Meta-analysis plays a pivotal role in healthcare research by enabling the synthesis of findings from multiple studies to draw more generalizable conclusions. In the context of distributed health data networks, where data are spread across various sites with diverse populations and practices, synthesizing evidence becomes both a challenge and a necessity. The EvidenceSynthesis R package addresses these challenges head-on. It offers a suite of tools designed for combining causal effect estimates and study diagnostics from multiple data sites, all while adhering to stringent patient privacy requirements and navigating the complexities inherent to observational data. This approach enhances the robustness of meta-analytical conclusions and extends the utility of distributed health data for research purposes.
The Meta module which utilizes the EvidenceSynthesis R package makes use of the following features to summarize the results of a study:
The syntheses are generated for both Cohort Method and Self-Controlled Case Series estimation results from the study, providing both information on the diagnostic results within each database and the visualized and tabular results of the meta analysis.
The EvidenceSynthesis package is instrumental in synthesizing evidence from observational studies across multiple healthcare databases. Its significance is underscored in scenarios characterized by:
Comparative Effectiveness Research: Synthesizing evidence from disparate sources allows for stronger, more reliable comparisons of treatment outcomes, enriching the foundation for clinical decision-making.
Safety Surveillance: Aggregated safety data across databases enhance the detection and understanding of adverse drug reactions, contributing to safer patient care.
Policy and Clinical Guidelines Development: Meta-analytical findings informed by comprehensive, real-world data can guide policy formulation and the updating of clinical guidelines, ensuring they are grounded in broad-based evidence.
Addressing Challenges of Small Sample Sizes: The EvidenceSynthesis package notably advances the field by tackling the issue of small sample sizes and zero event counts, which traditional meta-analytical methods often handle poorly. Its innovative use of non-normal likelihood approximations enables more precise effect size estimation under such conditions, ensuring that the insights derived from meta-analyses are both accurate and meaningful. This attribute is particularly beneficial in distributed health data networks, where individual site/database data may be limited but collectively hold significant informational value.

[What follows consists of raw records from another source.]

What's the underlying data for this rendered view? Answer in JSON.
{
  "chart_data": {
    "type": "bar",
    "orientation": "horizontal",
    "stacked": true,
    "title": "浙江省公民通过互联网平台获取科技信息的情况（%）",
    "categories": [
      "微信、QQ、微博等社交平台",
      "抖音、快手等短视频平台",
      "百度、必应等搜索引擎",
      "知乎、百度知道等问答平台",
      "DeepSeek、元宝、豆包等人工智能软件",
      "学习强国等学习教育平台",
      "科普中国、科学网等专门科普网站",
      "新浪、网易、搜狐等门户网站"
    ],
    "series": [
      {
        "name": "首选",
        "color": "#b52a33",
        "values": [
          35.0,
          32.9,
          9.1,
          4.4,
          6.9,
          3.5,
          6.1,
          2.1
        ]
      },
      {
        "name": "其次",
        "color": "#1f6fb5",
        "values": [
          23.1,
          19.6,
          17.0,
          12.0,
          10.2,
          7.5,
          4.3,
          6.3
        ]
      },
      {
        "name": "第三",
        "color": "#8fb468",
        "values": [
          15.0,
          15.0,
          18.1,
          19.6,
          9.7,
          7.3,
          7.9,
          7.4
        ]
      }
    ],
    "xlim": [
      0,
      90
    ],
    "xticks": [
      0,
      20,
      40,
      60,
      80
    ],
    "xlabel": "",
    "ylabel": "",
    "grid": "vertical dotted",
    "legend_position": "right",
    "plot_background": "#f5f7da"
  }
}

In the Estimation tab of the OHDSI Analysis Viewer, the user can find CohortMethod, SCCS, and/or meta-analysis results (depending on what was included in the analysis specifications).
First, the user selects a target and an outcome of interest. After this is completed, a table will be shown below the input selection, which has 2 parent tabs: “Diagnostics” & “Results”, and 2 child tabs: “CohortMethod” and “SCCS”.

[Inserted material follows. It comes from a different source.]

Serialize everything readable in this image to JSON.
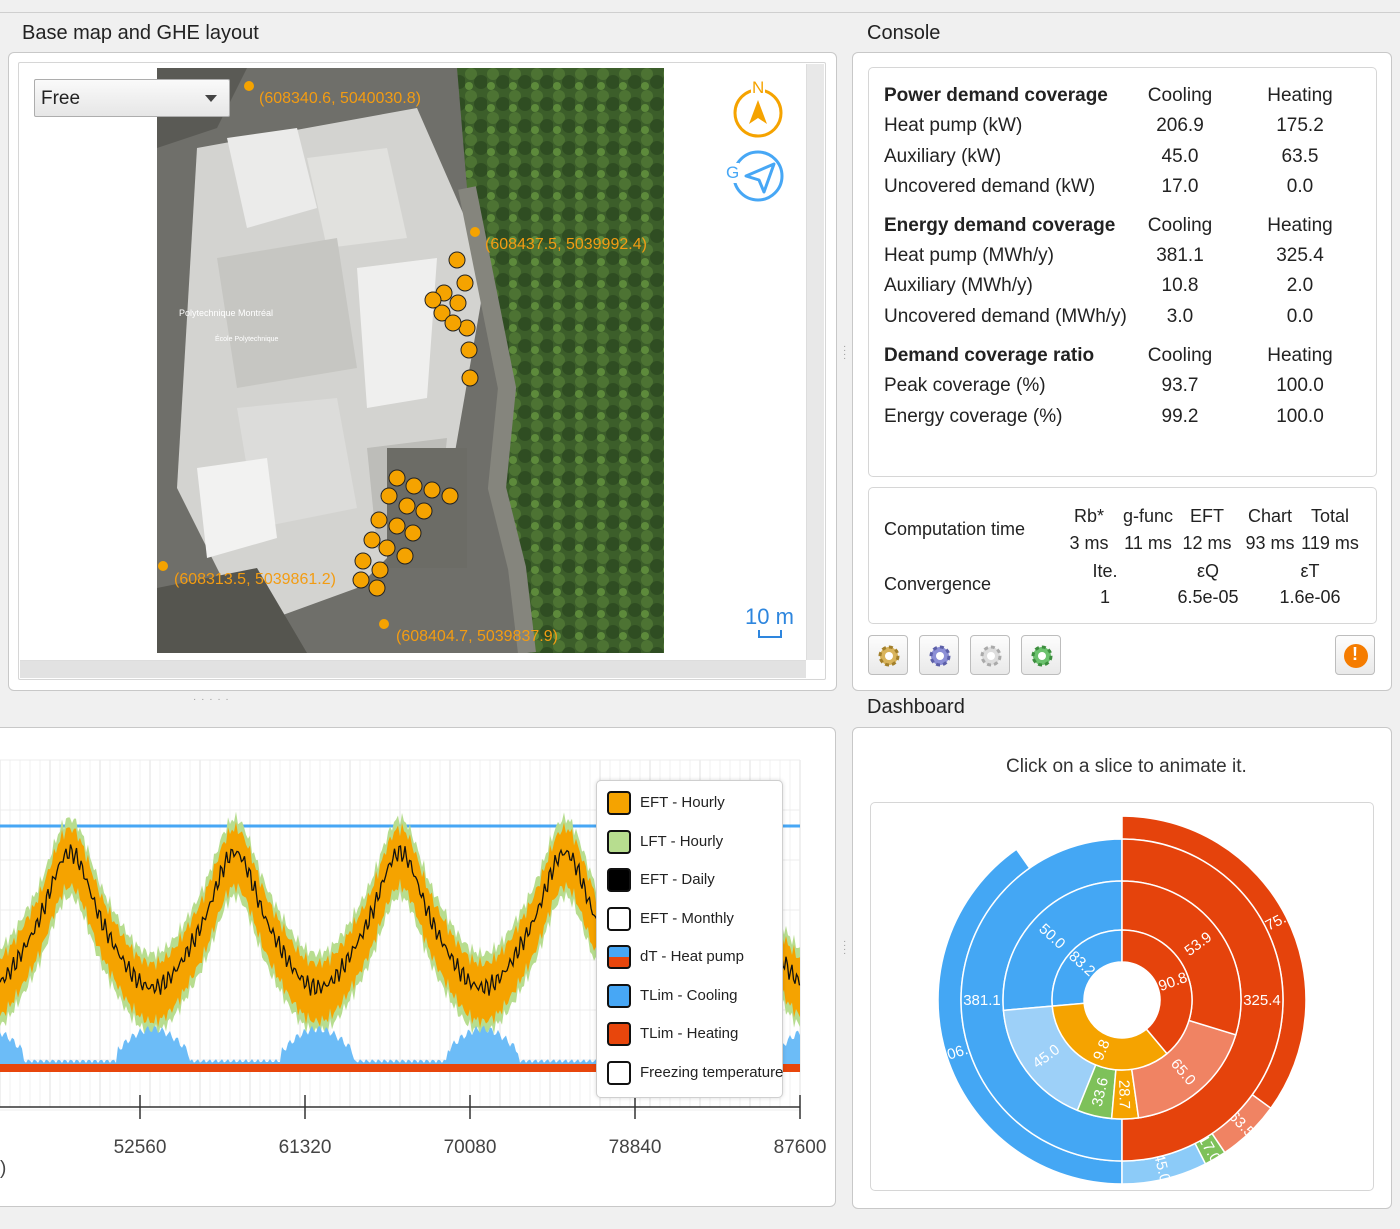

In the Diagnostics tab, the user can find information on whether diagnostics passed for each database, analysis, target, and comparator combination included in their study. These results will be shown for CohortMethod and SCCS, respectively, based on which child tab the user selects.
In the Results tab, the user can find more detailed information on the specific results for each database, analysis, target, and comparator combination included in their study. There is both a tabular and a graphical summary of the results for both CohortMethod and SCCS included underneath the parent Results tab. The user may click on the “View results” link in the “Actions” column to view more detailed results for each individual database, analysis, target, and comparator combination included in their study. More information on what kinds of results are shown can be found in the 1. CohortMethod and 2. Self-Controlled Case Series sections above. The graphical summary renders a forest plot of the meta-analysis results across each of the databases for the given selection.